The frozen lineup includes familiar staples like orange juice, lemonade, limeade, pink lemonade, and raspberry lemonade. While these flavors once defined easy breakfasts and after-school snacks, the company says consumer habits have changed.
“We are discontinuing our frozen products and exiting the frozen can category in response to shifting consumer preferences,” a spokesperson for the Coca-Cola Company, Minute Maid’s parent company, confirmed to PEOPLE on Tuesday, February 3.
With the juice category growing strongly, we’re focusing on products that better match what our consumers want,” the representative added. The company confirmed frozen concentrates will be phased out during the first quarter of 2026, with “in-store inventory available while supplies last.”

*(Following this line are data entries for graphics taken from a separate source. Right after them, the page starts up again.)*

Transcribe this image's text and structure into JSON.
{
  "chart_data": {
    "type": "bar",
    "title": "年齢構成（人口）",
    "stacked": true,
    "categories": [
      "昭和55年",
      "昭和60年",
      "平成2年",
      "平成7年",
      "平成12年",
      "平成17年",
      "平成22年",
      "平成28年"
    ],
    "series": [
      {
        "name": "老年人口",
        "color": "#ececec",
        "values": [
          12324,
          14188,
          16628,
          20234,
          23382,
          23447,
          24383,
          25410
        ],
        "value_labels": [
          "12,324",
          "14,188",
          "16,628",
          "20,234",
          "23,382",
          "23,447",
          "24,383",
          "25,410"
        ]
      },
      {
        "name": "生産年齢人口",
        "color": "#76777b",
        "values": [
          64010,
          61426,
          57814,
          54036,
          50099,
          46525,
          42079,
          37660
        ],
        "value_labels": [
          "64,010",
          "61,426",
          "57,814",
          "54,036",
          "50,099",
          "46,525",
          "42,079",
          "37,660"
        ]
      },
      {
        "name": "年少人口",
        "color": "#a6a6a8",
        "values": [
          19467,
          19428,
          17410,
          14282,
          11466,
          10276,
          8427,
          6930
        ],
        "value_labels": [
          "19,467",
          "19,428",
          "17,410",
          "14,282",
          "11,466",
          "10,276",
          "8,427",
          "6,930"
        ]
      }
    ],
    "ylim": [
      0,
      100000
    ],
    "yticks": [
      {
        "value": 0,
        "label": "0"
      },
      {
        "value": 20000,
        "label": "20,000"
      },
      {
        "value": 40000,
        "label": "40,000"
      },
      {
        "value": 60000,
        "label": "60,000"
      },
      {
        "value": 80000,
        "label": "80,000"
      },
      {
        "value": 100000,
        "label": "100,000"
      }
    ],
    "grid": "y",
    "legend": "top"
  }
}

The decision closes a chapter that began during World War II. The company was incorporated in 1945 as Florida Foods Corporation after securing a U.S. Army order for powdered orange juice. Although the war ended before shipment, the momentum carried forward. In 1946, the business became Vacuum Foods Corporation and introduced the first frozen concentrated orange juice sold in the United States under the Minute Maid name.
As Minute Maid looks ahead, longtime fans are left staring at the freezer door, realizing a familiar ritual is about to disappear.